Im Rahmen der Reform des Pfändungsschutzkontos durch das Pfändungsschutzkonto-Fortentwicklungsgesetz (PKoFoG) wurde § 850c umfassend umgestaltet. Dabei hat der Antrag auf Nichtberücksichtigung unterhaltsberechtigter Personen von Abs. 4 in Abs. 6 seinen Regelungsort gewechselt. Hat eine Person, welcher der Schuldner aufgrund gesetzlicher Verpflichtung Unterhalt gewährt, eigene Einkünfte, so kann das Vollstreckungsgericht danach auf Antrag des Gläubigers nach billigem Ermessen bestimmen, dass diese Person bei der Berechnung des unpfändbaren Teils des Arbeitseinkommens ganz oder teilweise unberücksichtigt bleibt.

 

Hinweis

Anders als das Kindergeld (BGH v. 9.7.2020 – IX ZB 38/19) zählt der Barunterhalt zum Einkommen der gesetzlich unterhaltsberechtigten Person (BGH v. 19.12.2019 – IX ZB 83/18).

Abweichung von § 850c ZPO

Der pfändungsfreie Betrag nach § 850c Abs. 1 und 2 ZPO wird als Warenkorb ermittelt. In ihm sind also etwa Anteile für die Fahrt zur Arbeit, für die Kalt- und auch für die Warmmiete enthalten. Fallen diese Positionen nicht an, ist es also im Hinblick auf den verfassungsrechtlich geschützten und im Einzelfall titulierten Anspruch des Gläubigers nicht gerechtfertigt, dem Schuldner einen entsprechenden Pfändungsfreibetrag zu gewähren. Gleiches kann gelten, wenn die berücksichtigten Ansätze wesentlich überschritten oder unterschritten werden, wie sich schon aus § 850f ZPO ergibt. Dabei darf allerdings der Charakter als Pauschalierung nicht außer Betracht gelassen werden. Es ist also eine erhebliche Abweichung in der Wirklichkeit vom Warenkorb erforderlich.

Erhöhung des Einkommens statt der Kürzung des pfändungsfreien Betrages nach § 850c ZPO

Zur Berechnung des pfändungsfreien Betrages bei der fehlenden Notwendigkeit, Miete zu zahlen, gibt es unterschiedliche Möglichkeiten (ausführlich Goebel, FoVo 2020, 224).
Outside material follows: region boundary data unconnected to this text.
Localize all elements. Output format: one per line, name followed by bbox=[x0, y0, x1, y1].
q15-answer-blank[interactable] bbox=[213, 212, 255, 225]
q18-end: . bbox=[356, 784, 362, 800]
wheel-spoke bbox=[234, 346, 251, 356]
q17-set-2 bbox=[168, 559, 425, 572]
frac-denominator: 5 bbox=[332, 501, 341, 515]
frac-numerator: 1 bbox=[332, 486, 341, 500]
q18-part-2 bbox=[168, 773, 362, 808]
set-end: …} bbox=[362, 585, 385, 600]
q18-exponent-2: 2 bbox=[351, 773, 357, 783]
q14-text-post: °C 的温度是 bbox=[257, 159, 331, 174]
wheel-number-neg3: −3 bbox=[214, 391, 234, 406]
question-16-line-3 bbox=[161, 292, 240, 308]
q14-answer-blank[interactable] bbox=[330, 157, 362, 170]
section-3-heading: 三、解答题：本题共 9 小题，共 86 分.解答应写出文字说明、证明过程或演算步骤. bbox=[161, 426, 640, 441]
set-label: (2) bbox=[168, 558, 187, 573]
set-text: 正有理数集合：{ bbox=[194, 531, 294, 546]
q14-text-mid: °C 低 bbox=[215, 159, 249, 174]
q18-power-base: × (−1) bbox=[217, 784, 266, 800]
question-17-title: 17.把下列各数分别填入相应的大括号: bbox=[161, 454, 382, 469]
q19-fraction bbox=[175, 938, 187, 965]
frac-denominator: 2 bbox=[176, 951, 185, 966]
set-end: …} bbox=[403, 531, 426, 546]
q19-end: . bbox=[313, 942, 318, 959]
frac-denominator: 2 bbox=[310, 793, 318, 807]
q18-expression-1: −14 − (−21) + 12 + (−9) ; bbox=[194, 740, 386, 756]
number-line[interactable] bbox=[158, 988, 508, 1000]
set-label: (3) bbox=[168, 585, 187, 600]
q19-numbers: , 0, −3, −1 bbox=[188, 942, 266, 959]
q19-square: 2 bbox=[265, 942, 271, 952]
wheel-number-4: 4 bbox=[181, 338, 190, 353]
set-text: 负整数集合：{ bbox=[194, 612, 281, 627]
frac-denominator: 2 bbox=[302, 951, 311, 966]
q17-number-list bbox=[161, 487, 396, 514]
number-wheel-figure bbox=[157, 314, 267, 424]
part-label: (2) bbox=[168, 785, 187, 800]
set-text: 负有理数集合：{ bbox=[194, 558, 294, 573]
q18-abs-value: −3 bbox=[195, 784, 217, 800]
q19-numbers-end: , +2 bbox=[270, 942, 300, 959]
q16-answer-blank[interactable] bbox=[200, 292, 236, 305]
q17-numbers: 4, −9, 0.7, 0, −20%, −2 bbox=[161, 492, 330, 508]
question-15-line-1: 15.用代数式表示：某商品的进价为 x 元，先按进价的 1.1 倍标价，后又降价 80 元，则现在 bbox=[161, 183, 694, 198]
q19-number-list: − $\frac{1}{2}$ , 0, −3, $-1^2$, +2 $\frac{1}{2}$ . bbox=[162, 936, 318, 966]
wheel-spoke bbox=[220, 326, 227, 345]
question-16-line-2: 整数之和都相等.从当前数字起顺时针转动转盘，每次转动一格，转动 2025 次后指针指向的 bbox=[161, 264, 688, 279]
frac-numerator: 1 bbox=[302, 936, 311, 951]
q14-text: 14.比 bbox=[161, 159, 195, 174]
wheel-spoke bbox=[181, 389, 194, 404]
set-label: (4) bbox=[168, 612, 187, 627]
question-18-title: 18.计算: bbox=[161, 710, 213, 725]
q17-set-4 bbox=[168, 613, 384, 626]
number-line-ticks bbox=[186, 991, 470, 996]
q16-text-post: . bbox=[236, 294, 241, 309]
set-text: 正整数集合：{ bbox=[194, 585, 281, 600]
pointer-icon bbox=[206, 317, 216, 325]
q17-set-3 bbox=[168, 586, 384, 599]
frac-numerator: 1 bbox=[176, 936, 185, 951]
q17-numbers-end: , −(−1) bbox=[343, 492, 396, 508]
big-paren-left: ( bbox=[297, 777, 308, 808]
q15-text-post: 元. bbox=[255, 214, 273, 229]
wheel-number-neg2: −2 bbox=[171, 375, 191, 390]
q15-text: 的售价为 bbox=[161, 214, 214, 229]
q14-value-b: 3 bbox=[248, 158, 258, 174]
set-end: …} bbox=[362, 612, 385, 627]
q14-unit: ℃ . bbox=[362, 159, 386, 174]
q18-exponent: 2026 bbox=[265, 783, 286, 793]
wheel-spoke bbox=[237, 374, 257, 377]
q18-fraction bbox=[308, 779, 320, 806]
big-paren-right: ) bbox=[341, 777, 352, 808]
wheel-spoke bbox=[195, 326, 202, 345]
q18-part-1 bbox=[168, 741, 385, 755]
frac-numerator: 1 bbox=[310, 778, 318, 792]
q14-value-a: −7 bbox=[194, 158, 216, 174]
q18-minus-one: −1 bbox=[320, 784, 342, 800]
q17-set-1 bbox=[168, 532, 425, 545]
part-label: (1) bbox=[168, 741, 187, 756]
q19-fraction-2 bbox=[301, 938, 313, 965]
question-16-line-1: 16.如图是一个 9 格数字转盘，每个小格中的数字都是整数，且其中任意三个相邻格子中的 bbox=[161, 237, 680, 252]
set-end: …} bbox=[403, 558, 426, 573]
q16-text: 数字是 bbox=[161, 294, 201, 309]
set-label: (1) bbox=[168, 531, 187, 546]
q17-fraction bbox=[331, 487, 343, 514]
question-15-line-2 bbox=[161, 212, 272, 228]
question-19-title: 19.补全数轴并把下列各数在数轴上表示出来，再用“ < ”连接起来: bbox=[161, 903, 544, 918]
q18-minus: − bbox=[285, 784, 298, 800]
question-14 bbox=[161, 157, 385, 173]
Der eine Teil der Rechtsprechung addiert eine fiktive, dem tatsächlichen Wohnraum angemessene Miete dem Einkommen hinzu und berechnet aus dem dann neuen fiktiven Einkommen den pfändbaren Betrag. Der andere Teil der Rechtsprechung zieht die fiktive Miete von dem individuellen Pfändungsfreibetrag ab und erachtet dann das übersteigende Einkommen für pfändbar. So geht grundsätzlich auch das AG Nordenham vor. Allerdings ist eine Kontrollrechnung zu machen. Im pfändungsfreien Betrag sind nämlich 26,10 % für die Kaltmiete und weitere 6,52 % für die Nebenkosten, insgesamt also 32,62 % für die Warmmiete enthalten (vgl. AG Wuppertal v. 14.2.2020 – 44 M 7876/19). Mehr als dieser Anteil kann also nicht gekürzt werden. Bei einem aktuellen Pfändungsfreibetrag von 1.252,64 EUR können also höchstens 326,94 EUR für die ersparte Kaltmiete und 408,61 EUR für die ersparte Warmmiete in Abzug gebracht werden.